Their candidates have been assassinated, their party offices attacked, but hopes are mounting among Iraq's Sunni Arab politicians that Abu Musab al-Zarqawi, the leader of al-Qaeda in Iraq, will not make a serious effort to disrupt this week's national elections.
Despite threatening to block previous votes, this time the Jordanian militant, believed to be responsible for most of the suicide bombings in Iraq, has been silent.
"He's changed his strategy because he has discovered how confident and determined we are to vote," Azhar Abdel Majeed al-Samarrai, a leading candidate for the Iraqi Consensus Front, an alliance of the main Sunni parties, said on Friday.
But predictions of calm are always risky in Iraq. US forces are gearing up for a massive security operation for polling day on Thursday and the Iraqi government has closed the borders to non-Iraqi Arabs and declared a state of emergency in Anbar and Nineveh provinces, where the majority of the population is Sunni.
"We are not complacent," Major General Rick Lynch, a senior military spokesman, told reporters.
"The insurgency wants to disrupt the democratic process," he said.
His statement is in line with the administration of US President George W. Bush's long-standing juxtaposition of bullets versus ballots, and its repeated claim that the insurgency is bound to target any election.
But the clear desire of many Sunnis to vote this week has changed the dynamic within the insurgency.
"Zarqawi is in a dilemma because many Sunnis want to vote," a senior Western political official said this week.
The same dilemma confronts Iraq's homegrown insurgents, who rely mainly on the Sunni population for support and recruits.
A Sunni cleric from the influential Association of Muslim Scholars told worshippers at Baghdad's Umm al-Qura mosque yesterday it was a "religious duty" to vote this week.
"The date of December 15 is a landmark event. It is a decisive battle that will determine our future. If you give your vote to the wrong people, then the occupation will continue and the country would be lost," he said.

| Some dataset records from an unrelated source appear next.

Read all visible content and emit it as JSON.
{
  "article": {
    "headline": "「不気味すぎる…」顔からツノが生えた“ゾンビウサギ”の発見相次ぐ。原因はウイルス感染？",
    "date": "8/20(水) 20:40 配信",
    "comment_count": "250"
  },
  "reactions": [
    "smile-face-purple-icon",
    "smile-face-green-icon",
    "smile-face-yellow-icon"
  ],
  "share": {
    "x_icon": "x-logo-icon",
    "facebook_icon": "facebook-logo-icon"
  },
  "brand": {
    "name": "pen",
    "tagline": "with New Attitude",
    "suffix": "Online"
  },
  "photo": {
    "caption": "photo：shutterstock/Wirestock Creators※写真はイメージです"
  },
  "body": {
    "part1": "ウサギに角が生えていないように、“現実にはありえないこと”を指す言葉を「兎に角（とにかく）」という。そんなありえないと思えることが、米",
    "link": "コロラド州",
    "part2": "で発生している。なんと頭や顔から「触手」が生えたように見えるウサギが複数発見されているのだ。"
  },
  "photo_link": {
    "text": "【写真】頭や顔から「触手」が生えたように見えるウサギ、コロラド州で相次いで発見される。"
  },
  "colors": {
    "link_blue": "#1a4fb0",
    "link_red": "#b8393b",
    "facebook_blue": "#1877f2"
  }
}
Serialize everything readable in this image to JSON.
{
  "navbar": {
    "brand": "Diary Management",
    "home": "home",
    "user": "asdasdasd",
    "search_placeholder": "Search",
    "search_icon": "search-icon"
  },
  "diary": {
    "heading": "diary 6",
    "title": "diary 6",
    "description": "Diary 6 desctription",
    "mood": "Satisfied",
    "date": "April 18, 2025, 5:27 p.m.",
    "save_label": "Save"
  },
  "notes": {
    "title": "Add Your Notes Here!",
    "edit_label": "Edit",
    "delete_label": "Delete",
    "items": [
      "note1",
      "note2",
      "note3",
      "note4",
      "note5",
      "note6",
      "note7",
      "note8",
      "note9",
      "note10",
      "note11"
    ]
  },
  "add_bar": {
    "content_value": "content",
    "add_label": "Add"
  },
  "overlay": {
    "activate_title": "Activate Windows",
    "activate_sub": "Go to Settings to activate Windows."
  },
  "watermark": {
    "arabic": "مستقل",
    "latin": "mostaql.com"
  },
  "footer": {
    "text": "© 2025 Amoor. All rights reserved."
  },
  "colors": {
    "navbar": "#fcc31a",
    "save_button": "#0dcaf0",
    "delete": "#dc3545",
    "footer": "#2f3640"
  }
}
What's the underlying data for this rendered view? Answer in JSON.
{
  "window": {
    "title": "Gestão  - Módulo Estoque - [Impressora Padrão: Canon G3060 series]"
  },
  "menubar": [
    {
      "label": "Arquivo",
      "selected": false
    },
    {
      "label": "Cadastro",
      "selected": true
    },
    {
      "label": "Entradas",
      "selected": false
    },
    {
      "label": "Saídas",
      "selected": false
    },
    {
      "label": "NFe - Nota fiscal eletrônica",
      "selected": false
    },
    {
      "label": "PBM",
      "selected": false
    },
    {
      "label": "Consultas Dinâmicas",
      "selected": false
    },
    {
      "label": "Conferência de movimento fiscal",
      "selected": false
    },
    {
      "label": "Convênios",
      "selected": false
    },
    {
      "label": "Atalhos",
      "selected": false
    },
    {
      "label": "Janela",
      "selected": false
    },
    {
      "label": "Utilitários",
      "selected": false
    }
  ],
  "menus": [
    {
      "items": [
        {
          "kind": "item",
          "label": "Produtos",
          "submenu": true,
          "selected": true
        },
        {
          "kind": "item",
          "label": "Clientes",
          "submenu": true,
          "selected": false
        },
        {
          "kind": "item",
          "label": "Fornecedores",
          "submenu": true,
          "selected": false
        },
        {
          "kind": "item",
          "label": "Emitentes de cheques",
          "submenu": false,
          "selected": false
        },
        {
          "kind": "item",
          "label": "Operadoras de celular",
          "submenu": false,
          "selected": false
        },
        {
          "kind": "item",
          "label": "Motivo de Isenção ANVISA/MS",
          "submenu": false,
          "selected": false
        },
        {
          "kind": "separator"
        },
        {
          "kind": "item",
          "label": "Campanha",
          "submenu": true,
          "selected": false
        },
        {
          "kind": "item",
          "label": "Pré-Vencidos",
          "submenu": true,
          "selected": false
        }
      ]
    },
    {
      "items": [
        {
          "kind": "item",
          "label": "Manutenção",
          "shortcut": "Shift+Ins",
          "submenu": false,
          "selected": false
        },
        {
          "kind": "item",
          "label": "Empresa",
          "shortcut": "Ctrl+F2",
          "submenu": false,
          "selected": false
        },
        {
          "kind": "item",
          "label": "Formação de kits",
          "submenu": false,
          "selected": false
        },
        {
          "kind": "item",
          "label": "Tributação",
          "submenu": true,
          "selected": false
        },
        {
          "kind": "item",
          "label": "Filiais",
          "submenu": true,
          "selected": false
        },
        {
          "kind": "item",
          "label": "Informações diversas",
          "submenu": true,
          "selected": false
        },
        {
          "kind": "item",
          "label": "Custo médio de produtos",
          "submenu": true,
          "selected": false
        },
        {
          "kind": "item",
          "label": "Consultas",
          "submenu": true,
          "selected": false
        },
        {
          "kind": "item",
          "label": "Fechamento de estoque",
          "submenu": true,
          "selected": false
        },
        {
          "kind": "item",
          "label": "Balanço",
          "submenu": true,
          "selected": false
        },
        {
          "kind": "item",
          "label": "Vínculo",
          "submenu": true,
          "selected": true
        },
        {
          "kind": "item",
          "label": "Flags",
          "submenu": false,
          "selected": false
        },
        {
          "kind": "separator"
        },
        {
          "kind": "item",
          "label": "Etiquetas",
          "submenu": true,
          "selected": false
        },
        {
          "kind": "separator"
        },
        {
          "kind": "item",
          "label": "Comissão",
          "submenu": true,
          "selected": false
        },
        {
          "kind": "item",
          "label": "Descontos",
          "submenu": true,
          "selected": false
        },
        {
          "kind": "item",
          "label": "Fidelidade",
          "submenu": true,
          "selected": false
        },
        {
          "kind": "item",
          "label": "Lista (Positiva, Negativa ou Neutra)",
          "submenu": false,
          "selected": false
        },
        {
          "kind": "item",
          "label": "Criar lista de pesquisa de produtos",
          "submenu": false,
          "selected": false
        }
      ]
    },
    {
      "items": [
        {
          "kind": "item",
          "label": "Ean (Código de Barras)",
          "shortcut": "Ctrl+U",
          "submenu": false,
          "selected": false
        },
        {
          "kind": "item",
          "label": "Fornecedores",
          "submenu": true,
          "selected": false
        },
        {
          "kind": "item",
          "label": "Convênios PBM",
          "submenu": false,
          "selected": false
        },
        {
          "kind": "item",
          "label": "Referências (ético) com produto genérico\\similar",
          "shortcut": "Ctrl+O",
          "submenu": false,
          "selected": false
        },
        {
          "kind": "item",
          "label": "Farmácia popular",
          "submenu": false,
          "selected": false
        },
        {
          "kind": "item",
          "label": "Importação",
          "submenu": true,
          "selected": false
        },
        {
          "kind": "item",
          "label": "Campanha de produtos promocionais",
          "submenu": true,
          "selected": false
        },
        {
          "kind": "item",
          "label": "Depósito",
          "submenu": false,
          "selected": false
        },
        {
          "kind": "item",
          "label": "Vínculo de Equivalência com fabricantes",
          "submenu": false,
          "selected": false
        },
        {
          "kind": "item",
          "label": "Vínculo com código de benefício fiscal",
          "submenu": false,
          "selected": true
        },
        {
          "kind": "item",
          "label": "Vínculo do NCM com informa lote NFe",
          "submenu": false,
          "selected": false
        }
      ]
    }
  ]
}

A crucial moment in the campaign for Sunni votes was the recent murder of Sheikh Ayad al-Izzi, a cleric and engineer who was a leading member of the Iraqi Islamic party and a candidate for the Iraqi Consensus Front. He had just left a campaign rally in Falluja on Nov. 28 when gunmen drove past his car and killed him and two colleagues. A huge crowd came to his funeral last week.
"I think Zarqawi will become smaller and smaller, especially after we lost this man from our list," Azhar Abdel Majeed al-Samarrai said on Friday.
Perhaps under pressure of mounting Sunni anger, al-Qaeda in Iraq took no responsibility for the murder and even put out a statement denouncing it.
Samarrai, a university lecturer in microbiology, was speaking at a conference of around 600 women supporters of the Iraqi Islamic party in the Baghdad suburb of Yarmuk on Friday. Their heads covered with scarves, they listened intently to poems, speeches and songs which were more nationalist than Islamic.
Even as it confronts Zarqawi, the Islamic party is a firm opponent of the US occupation.
"We will liberate our country from the enemy no matter how many troops he brings," a group of three men sang from the stage.
"The whole world will witness that," they sang.
Women clapped in time to the music. Many held up pictures of the murdered candidate.
"Rise up, Baghdad. Rebel, Baghdad. You will not be shaken by the forces of the enemy," another song went.
Ammar Wajeeb, another leading party member, told the audience that Iraqi women had been through a lot in the past two years.
"Your suffering has probably exceeded that of Palestinian women," he said.